National Cherry Blossom Festival Parade
Saturday, April 14, 10 a.m. – 12 Noon
Constitution Avenue from 7th to 17th Streets
One of D.C.’s largest spectator events, the energy-filled parade runs for 10 blocks along Constitution Avenue from the National Archives to the Washington Monument. Giant colorful helium balloons, elaborate floats, marching bands from across the country, celebrity entertainers and performers burst down the parade route in this grand spectacle of music and showmanship seen only once a year. Experience the pageantry and excitement at the nation’s premier springtime parade. Performers include 90s hip-hop group Arrested Development, country singer Ty Herndon, pop/classical string quartet Well Strung, “The Voice” season eight contestant Sarah Potenza and season 11 contestant Billy Gilman, extreme pogo stunt team XPOGO and more.
Storytime: Under the Cherry Blossom Tree
Wednesday, April 11, 10 a.m.
Hirshhorn Museum and Sculpture Garden, Independence Avenue at 7th Street, SW
Under the Cherry Blossom Tree invites the museum’s youngest visitors to gather by Yoko Ono’s Wish Tree for Washington D.C., a Japanese dogwood given to the Hirshhorn as a gift from the artist, symbolizing community and hope for the future. Staff will read aloud a Japanese tale about a man swallowing a seed, which results in a tree growing out of his head, then there will be a hands-on activity.
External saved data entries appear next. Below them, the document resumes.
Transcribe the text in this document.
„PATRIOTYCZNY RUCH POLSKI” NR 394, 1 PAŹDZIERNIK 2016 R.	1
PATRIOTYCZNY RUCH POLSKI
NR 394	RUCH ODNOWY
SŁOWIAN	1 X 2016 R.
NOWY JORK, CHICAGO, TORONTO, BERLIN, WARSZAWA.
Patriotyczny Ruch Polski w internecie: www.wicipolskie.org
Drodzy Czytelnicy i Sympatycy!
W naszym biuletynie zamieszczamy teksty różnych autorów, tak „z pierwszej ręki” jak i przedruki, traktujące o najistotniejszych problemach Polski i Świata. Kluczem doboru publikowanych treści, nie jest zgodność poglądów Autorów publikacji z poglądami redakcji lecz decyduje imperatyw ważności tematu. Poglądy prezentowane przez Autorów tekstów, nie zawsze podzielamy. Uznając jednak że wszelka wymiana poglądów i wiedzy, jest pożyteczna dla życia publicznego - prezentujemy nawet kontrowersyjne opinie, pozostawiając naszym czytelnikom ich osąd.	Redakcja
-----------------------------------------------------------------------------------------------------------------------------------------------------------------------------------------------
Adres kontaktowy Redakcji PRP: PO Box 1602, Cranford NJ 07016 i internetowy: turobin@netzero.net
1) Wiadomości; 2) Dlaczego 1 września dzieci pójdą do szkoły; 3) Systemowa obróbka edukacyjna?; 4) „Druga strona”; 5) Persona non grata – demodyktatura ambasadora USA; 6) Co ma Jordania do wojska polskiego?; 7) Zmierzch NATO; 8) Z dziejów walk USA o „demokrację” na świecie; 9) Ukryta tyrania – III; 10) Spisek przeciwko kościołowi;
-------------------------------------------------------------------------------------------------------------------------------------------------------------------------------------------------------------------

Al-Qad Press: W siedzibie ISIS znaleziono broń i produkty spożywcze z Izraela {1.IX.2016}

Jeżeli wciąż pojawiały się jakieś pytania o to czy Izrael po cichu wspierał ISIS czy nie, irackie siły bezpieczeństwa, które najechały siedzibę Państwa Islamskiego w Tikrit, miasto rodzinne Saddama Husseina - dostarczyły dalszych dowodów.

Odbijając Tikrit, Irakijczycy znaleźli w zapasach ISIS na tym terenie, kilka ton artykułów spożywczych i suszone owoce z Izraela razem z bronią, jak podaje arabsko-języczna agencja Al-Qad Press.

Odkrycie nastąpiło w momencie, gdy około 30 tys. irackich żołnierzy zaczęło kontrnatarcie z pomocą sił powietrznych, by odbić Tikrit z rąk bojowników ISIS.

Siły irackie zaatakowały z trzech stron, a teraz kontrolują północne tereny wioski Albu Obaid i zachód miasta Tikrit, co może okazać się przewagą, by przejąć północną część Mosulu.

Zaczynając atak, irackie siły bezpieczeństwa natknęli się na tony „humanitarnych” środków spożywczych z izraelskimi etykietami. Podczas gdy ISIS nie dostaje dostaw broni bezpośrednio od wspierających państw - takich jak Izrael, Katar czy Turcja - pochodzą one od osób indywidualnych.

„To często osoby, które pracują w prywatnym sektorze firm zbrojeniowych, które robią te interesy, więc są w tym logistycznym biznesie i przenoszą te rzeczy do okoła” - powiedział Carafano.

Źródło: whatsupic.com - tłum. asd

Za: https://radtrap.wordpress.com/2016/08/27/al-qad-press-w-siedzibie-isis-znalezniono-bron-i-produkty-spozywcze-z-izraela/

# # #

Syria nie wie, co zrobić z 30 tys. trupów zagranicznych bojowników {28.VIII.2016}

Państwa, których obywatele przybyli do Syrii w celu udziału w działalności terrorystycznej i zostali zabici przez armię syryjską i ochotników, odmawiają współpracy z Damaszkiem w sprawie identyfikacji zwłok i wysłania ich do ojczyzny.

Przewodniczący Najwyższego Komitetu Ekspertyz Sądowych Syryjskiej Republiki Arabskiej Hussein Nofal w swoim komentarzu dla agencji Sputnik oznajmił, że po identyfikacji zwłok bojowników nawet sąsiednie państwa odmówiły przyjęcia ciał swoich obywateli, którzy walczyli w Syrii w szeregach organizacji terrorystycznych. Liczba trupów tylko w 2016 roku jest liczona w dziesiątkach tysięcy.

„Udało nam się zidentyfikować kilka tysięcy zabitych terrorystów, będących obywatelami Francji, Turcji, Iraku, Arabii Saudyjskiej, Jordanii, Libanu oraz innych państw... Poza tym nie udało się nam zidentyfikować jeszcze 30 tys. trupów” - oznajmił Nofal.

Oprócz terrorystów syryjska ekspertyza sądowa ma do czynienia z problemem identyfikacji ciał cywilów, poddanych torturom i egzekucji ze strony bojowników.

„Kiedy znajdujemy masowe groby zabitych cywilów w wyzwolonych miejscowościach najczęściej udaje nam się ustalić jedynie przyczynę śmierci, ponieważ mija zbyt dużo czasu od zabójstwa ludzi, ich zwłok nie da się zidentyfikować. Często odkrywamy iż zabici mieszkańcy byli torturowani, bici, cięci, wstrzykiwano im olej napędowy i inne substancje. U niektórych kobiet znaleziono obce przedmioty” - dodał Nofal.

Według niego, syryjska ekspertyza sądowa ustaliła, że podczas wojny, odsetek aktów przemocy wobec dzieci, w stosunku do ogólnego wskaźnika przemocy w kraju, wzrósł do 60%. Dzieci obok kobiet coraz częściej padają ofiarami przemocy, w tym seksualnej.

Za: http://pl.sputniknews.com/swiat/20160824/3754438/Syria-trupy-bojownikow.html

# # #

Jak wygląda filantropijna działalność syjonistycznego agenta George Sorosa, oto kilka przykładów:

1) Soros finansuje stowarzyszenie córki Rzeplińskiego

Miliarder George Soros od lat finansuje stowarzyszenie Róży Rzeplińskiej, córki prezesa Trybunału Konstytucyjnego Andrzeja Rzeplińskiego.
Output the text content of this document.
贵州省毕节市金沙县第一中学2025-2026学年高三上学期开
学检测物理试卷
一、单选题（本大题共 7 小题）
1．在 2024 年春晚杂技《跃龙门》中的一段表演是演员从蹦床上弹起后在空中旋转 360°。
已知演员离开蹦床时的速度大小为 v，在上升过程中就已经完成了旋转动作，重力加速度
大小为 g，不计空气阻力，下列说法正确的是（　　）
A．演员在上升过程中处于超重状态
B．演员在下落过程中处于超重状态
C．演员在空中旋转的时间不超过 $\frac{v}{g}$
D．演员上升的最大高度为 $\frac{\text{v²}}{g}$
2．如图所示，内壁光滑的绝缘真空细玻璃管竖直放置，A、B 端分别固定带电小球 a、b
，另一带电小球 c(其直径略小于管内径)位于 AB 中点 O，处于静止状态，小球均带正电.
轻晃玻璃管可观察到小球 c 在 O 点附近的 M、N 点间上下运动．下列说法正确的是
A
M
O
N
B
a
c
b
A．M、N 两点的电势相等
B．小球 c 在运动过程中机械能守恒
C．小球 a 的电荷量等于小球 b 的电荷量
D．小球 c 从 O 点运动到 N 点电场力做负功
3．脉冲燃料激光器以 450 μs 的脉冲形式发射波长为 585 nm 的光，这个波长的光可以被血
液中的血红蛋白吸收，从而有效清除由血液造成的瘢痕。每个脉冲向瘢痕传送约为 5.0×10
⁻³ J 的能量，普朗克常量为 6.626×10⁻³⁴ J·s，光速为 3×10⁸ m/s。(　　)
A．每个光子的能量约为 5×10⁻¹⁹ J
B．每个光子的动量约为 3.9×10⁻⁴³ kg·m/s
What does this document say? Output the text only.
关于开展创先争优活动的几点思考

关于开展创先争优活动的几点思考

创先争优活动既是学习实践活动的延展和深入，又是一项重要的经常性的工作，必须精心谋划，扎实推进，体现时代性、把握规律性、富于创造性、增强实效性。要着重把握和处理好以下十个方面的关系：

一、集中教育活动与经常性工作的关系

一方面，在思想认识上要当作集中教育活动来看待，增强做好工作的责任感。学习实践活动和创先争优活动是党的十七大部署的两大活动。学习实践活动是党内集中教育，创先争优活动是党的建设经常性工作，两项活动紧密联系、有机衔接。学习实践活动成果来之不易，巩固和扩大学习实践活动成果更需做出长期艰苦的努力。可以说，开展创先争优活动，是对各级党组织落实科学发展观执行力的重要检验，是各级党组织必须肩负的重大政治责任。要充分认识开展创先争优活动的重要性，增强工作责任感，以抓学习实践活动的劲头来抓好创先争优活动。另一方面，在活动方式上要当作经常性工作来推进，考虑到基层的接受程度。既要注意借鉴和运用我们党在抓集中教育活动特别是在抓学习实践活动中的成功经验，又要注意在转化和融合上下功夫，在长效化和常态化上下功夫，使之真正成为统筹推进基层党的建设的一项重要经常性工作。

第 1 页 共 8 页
Cherry Blossom Day with the Freer|Sackler
Saturday, April 7, 10 a.m. – 12 p.m.
Freer Gallery of Art, Jefferson Drive and 12th Street, SW
Take a family-friendly tour and learn about nature in Japanese art at 10:30 a.m., then continue exploring the Freer for pop-up art-making activities and artist demonstrations inspired by the spring season.
Japanese Culture Day
Saturday, April 7, 10 a.m. – 3 p.m.
Young Readers Center, Thomas Jefferson Building, Library of Congress, 10 First Street, SE
Get introduced to Japanese culture through reading, writing and craft making with Japanese cultural and linguistic professionals. Highlights of the day include The Japan-America Society of Washington, D.C.’s “Japan-in-a-Suitcase” program, tiara-making with former cherry blossom princesses and a book reading and signing by New York Times bestseller Tad Hills, American children’s book author of “How Rocket Learned to Read,” winner of the Irma Simonton Black & James H. Black Award for Excellence in Children’s Literature.
The Sakura Matsuri – Japanese Street Festival
Saturday, April 14, 10 a.m. – 6 p.m.
Pennsylvania Avenue from 3rd to 7th Streets, NW
The largest one-day celebration of Japanese culture in the U.S. returns to the streets of downtown D.C., presenting more than 80 cultural groups, arts vendors and food booths in a showcase of more than 30 cumulative hours of vibrant programming. Tickets required.
Asian Brush Painting
Saturday, April 7, 1 – 2:30 p.m.
Green Spring Gardens, 4603 Green Spring Road, Alexandria, VA
Celebrate the blooming of the cherry trees and Japanese culture with Asian sumi-e brush painting. Learn about the materials and brush strokes used in this beautiful art style and take home your own brush painting masterpiece. Art materials provided. Best for kids 5 years and up and their parents. Pre-registration suggested. Tickets required.